In the initial proximal tubule (termed S1), only SGLT-2 and GLUT-2 are expressed, whilst SGLT-1 and GLUT-1 are expressed in the distal medullary part of the proximal tubule (termed S3). The affinity of SGLT-2 is less than that for SGLT-1.  SGLT2 is a low-affinity, high-capacity glucose transporter.  It carries only one molecule of glucose whilst SGLT1 is a high-affinity, low capacity glucose transporter and carries two molecules of glucose. These transporters initially bind sodium, before binding glucose, and the electrochemical sodium gradient generated by the Na+/K+-ATPase is the driving force for the symporter activity. Under normal conditions the expression of these transporters does not vary and thus the capacity of the kidneys to reabsorb glucose is constant. Also, there are no hormones that impact on these transporters.

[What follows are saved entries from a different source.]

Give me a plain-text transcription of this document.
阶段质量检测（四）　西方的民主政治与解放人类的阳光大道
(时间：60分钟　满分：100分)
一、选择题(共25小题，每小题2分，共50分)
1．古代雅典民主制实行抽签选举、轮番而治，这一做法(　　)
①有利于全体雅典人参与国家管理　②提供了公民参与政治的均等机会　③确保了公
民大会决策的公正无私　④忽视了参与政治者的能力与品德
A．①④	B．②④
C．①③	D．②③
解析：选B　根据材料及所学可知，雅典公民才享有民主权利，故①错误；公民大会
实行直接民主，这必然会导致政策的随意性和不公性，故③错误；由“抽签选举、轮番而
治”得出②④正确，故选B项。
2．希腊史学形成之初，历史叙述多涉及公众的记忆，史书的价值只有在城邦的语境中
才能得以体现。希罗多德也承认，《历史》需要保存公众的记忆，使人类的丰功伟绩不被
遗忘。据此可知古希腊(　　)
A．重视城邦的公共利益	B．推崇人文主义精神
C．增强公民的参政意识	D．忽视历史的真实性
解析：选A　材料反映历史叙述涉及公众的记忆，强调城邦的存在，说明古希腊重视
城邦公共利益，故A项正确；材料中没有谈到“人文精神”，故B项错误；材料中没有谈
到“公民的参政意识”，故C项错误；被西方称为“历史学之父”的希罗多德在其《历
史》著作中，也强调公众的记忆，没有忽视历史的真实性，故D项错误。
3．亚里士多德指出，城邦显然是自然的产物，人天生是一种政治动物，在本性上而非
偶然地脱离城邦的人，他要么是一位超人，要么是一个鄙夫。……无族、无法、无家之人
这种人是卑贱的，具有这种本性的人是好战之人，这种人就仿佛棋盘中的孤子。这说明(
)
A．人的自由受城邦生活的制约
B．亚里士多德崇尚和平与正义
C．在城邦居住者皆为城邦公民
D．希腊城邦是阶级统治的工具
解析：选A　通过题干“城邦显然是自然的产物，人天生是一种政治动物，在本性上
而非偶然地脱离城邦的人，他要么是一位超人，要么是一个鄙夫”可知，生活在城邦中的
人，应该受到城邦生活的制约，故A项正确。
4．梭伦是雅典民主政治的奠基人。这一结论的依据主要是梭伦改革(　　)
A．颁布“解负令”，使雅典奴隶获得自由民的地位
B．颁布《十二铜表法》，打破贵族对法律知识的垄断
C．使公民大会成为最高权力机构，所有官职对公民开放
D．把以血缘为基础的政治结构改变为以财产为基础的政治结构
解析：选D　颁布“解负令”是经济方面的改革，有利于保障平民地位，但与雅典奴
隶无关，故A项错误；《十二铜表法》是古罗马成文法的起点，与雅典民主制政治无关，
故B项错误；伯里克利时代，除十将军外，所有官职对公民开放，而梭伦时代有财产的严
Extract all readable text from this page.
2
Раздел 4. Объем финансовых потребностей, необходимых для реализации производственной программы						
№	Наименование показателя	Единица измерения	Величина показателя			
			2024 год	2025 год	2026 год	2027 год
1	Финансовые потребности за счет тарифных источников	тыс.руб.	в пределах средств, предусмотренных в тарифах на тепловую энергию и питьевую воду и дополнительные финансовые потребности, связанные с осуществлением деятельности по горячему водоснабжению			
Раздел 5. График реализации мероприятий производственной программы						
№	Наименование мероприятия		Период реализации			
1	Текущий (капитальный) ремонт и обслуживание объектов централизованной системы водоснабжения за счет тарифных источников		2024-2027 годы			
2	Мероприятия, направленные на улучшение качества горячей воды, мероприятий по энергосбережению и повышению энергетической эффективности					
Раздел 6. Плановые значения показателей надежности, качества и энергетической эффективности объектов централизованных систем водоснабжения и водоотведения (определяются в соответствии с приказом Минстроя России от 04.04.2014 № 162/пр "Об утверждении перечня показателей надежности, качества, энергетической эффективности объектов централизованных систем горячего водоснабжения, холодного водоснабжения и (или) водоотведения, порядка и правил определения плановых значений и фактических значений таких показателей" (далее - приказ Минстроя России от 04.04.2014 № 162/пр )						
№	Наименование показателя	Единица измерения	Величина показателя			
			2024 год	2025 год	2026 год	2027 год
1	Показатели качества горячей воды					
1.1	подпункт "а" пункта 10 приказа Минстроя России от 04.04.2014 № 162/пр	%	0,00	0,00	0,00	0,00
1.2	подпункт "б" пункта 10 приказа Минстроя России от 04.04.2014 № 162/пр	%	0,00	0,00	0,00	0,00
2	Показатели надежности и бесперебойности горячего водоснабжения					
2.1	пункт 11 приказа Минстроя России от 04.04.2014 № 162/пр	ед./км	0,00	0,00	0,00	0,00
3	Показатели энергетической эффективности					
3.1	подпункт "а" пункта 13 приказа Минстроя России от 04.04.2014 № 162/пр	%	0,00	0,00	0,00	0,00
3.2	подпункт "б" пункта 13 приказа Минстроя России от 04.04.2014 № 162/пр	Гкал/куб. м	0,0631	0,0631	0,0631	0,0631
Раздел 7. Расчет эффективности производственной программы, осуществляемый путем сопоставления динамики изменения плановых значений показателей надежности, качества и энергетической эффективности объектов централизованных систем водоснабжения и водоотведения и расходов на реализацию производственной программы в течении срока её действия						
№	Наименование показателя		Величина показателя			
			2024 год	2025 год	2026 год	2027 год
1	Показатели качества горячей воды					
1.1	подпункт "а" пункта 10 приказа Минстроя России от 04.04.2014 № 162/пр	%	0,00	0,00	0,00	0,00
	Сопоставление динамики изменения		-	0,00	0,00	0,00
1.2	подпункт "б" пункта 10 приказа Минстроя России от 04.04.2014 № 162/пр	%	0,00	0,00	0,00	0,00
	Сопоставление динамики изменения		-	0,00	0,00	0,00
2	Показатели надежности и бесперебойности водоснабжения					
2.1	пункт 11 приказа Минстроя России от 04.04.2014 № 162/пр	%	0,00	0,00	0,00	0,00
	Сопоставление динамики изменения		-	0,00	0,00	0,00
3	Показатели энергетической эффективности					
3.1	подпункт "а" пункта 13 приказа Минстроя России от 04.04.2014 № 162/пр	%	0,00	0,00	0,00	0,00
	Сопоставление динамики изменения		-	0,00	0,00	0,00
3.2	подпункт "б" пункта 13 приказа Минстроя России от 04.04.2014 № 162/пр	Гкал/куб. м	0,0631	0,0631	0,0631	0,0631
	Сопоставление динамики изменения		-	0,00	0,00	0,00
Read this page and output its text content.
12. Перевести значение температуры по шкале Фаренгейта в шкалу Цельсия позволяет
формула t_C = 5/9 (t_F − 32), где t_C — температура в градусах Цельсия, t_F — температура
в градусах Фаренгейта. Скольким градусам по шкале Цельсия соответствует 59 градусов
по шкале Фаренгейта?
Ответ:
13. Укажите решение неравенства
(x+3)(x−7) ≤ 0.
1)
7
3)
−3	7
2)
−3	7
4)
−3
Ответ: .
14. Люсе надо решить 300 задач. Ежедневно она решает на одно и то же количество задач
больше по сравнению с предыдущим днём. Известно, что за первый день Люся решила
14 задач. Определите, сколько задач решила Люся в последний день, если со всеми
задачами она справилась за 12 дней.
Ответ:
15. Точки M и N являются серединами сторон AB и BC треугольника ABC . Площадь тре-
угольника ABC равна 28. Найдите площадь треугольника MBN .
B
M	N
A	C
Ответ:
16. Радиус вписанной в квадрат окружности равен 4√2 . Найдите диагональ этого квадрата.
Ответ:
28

SGLT1 and SGLT2 are members of the SLC5A gene family (also known as the sodium substrate symporter gene family [SSSF]). Twelve of these have been identified in the human genome, which has over 230 members; several of these (including SGLT1 and SGLT2) are associated with sodium glucose transport. SGLT members are multifunctional membrane-bound proteins. Apart from glucose, they also are involved in sodium-coupled transport of other sugars, monocarboxylates, amino acids, vitamins, ions, and osmolytes. They also exhibit sodium uniporter activity, channels for urea and water, glucose sensing, and tumor suppression. [9]

In addition to causing glycosuria, a defect of glucose reabsorption also affects the absorption of water and ions. A decrease in glucose reabsorption is associated with a loss of about 70% of water filtered at the glomerulus. As calcium reabsorption in the proximal tubule follows water reabsorption, glycosuria is generally associated with increased calcium excretion.